Economists Anne Case and Angus Deaton wrote one of the most talked-about papers at last week’s conference of the Brookings Papers on Economic Activity. “Mortality and morbidity in the 21st century” highlights the “deaths of despair” that prevail even in advanced economies.
Provocatively, Deaton is asked “Is It Better to Be Poor in Bangladesh or the Mississippi Delta?” Lest we forget, poverty is present everywhere, even in the richest countries; this is one reason why the sustainable development goals are universally applicable to all countries.
At least in rich countries, poverty and inequality are associated with political populism, as underscored in the report “Populism: The Phenomenon” by hedge fund manager Ray Dalio.
A far more positive perspective is provided by looking at developing countries alone. Economist Noah Smith in a Bloomberg article, titled “Capitalism Will Shrink Inequality. In Fact, It’s Happening,” cites a paper by economist Nora Lustig and colleagues on the improvements in inequality that are happening in Latin America.

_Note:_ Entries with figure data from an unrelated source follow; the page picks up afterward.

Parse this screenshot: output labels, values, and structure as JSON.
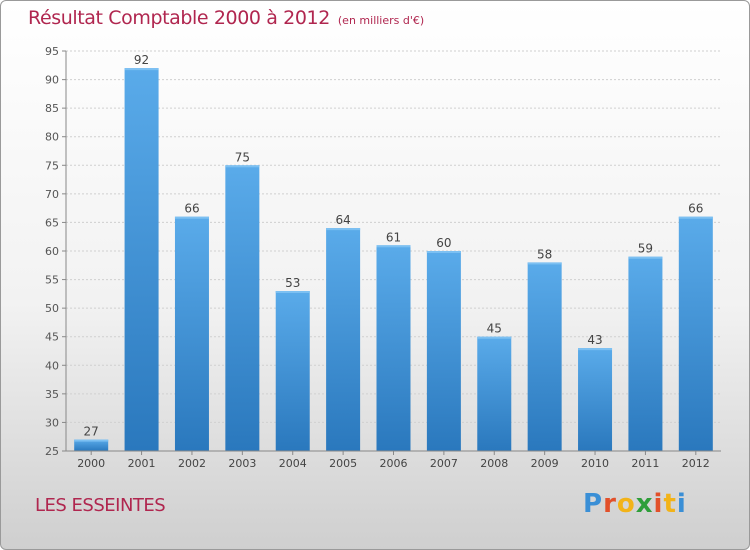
{
  "header": {
    "title": "Résultat Comptable 2000 à 2012",
    "unit": "(en milliers d'€)"
  },
  "footer": {
    "commune": "LES ESSEINTES"
  },
  "brand": {
    "letters": [
      "P",
      "r",
      "o",
      "x",
      "i",
      "t",
      "i"
    ],
    "colors": [
      "#3a8fd6",
      "#e2502a",
      "#f2b318",
      "#2e9e3a",
      "#e2502a",
      "#f2b318",
      "#3a8fd6"
    ]
  },
  "chart_data": {
    "type": "bar",
    "title": "Résultat Comptable 2000 à 2012",
    "subtitle": "(en milliers d'€)",
    "xlabel": "",
    "ylabel": "",
    "categories": [
      "2000",
      "2001",
      "2002",
      "2003",
      "2004",
      "2005",
      "2006",
      "2007",
      "2008",
      "2009",
      "2010",
      "2011",
      "2012"
    ],
    "values": [
      27,
      92,
      66,
      75,
      53,
      64,
      61,
      60,
      45,
      58,
      43,
      59,
      66
    ],
    "ylim": [
      25,
      95
    ],
    "yticks": [
      25,
      30,
      35,
      40,
      45,
      50,
      55,
      60,
      65,
      70,
      75,
      80,
      85,
      90,
      95
    ],
    "grid": true,
    "bar_color": "#4a9ce0"
  }
}
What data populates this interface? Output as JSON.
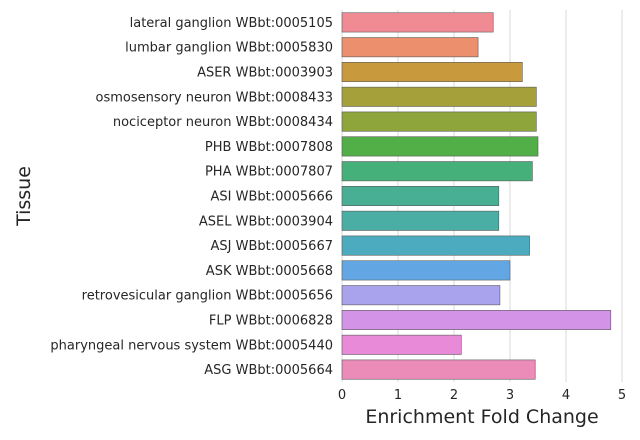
{
  "chart_data": {
    "type": "bar",
    "orientation": "horizontal",
    "xlabel": "Enrichment Fold Change",
    "ylabel": "Tissue",
    "xlim": [
      0,
      5
    ],
    "xticks": [
      "0",
      "1",
      "2",
      "3",
      "4",
      "5"
    ],
    "grid": "vertical",
    "categories": [
      "lateral ganglion WBbt:0005105",
      "lumbar ganglion WBbt:0005830",
      "ASER WBbt:0003903",
      "osmosensory neuron WBbt:0008433",
      "nociceptor neuron WBbt:0008434",
      "PHB WBbt:0007808",
      "PHA WBbt:0007807",
      "ASI WBbt:0005666",
      "ASEL WBbt:0003904",
      "ASJ WBbt:0005667",
      "ASK WBbt:0005668",
      "retrovesicular ganglion WBbt:0005656",
      "FLP WBbt:0006828",
      "pharyngeal nervous system WBbt:0005440",
      "ASG WBbt:0005664"
    ],
    "values": [
      2.7,
      2.43,
      3.22,
      3.47,
      3.47,
      3.5,
      3.4,
      2.8,
      2.8,
      3.35,
      3.0,
      2.82,
      4.8,
      2.13,
      3.45
    ],
    "colors": [
      "#f08b94",
      "#eb8f6c",
      "#c99a3d",
      "#a5a03a",
      "#8ea53c",
      "#52ae47",
      "#46b07a",
      "#48af95",
      "#4aaea4",
      "#4cabbe",
      "#62a7e3",
      "#a9a3ed",
      "#d394e8",
      "#e98ad8",
      "#ea8bb8"
    ]
  }
}
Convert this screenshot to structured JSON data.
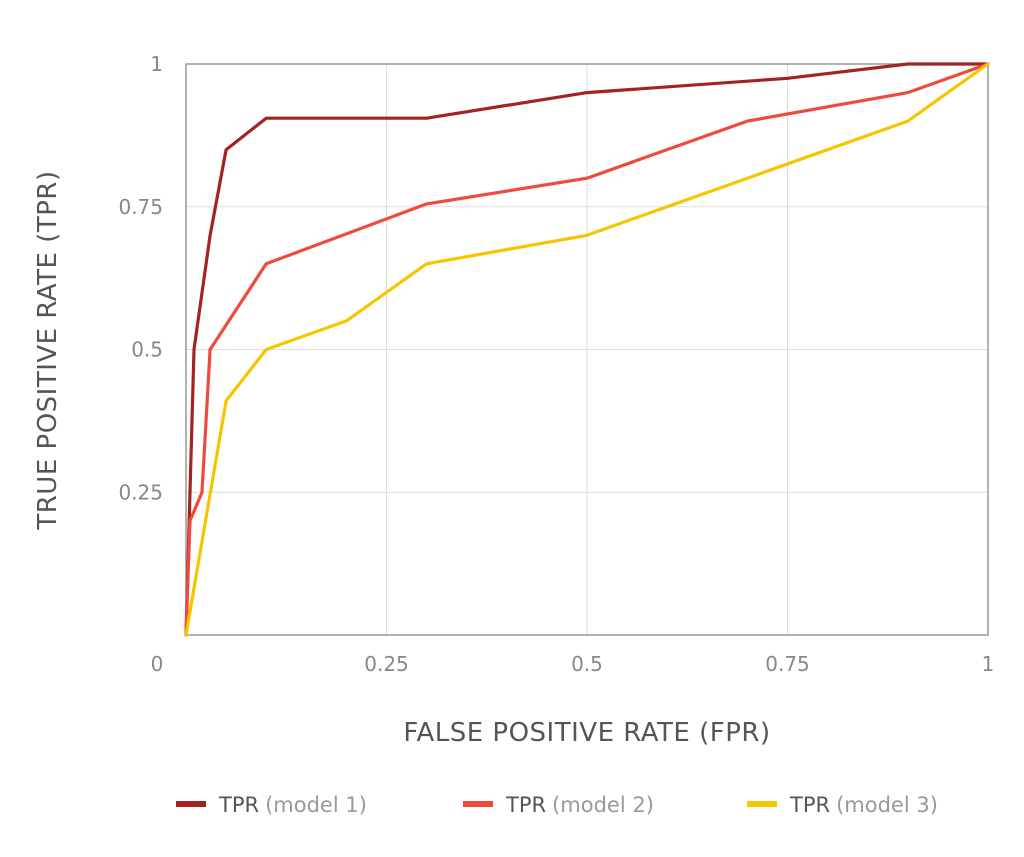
{
  "chart_data": {
    "type": "line",
    "xlabel": "FALSE POSITIVE RATE (FPR)",
    "ylabel": "TRUE POSITIVE RATE (TPR)",
    "xlim": [
      0,
      1
    ],
    "ylim": [
      0,
      1
    ],
    "x_ticks": [
      "0",
      "0.25",
      "0.5",
      "0.75",
      "1"
    ],
    "y_ticks": [
      "0.25",
      "0.5",
      "0.75",
      "1"
    ],
    "grid": true,
    "legend_position": "bottom",
    "series": [
      {
        "name": "TPR",
        "name_suffix": "(model 1)",
        "color": "#a32322",
        "points": [
          [
            0,
            0
          ],
          [
            0.01,
            0.5
          ],
          [
            0.03,
            0.7
          ],
          [
            0.05,
            0.85
          ],
          [
            0.1,
            0.905
          ],
          [
            0.3,
            0.905
          ],
          [
            0.5,
            0.95
          ],
          [
            0.75,
            0.975
          ],
          [
            0.9,
            1
          ],
          [
            1,
            1
          ]
        ]
      },
      {
        "name": "TPR",
        "name_suffix": "(model 2)",
        "color": "#f04a3e",
        "points": [
          [
            0,
            0
          ],
          [
            0.005,
            0.2
          ],
          [
            0.02,
            0.25
          ],
          [
            0.03,
            0.5
          ],
          [
            0.1,
            0.65
          ],
          [
            0.3,
            0.755
          ],
          [
            0.5,
            0.8
          ],
          [
            0.7,
            0.9
          ],
          [
            0.9,
            0.95
          ],
          [
            1,
            1
          ]
        ]
      },
      {
        "name": "TPR",
        "name_suffix": "(model 3)",
        "color": "#f7c500",
        "points": [
          [
            0,
            0
          ],
          [
            0.05,
            0.41
          ],
          [
            0.1,
            0.5
          ],
          [
            0.2,
            0.55
          ],
          [
            0.3,
            0.65
          ],
          [
            0.5,
            0.7
          ],
          [
            0.9,
            0.9
          ],
          [
            1,
            1
          ]
        ]
      }
    ]
  }
}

An oft forgotten fact is that periods of improving inequality tend to be periods of high commodity prices, especially for agricultural goods. An improving rural-urban terms-of-trade is probably the main reason why China’s inequality improved after 2008. So in developing countries it is always necessary to dive deeper into what is happening in specific sectors in order to understand movements in inequality. In a World Bank paper, “Agriculture in Africa—Telling Myths from Facts,” senior economist Luc Christiaensen uses a new data set linking agricultural questions to the Living Standards Measurement Study.
Trends in productivity growth lie behind all the main movements in poverty and inequality across the world. The comprehensive report “Gone with the Headwinds: Global Productivity,” authored by staff at the International Monetary Fund, tells a story of what is happening and speculates on why.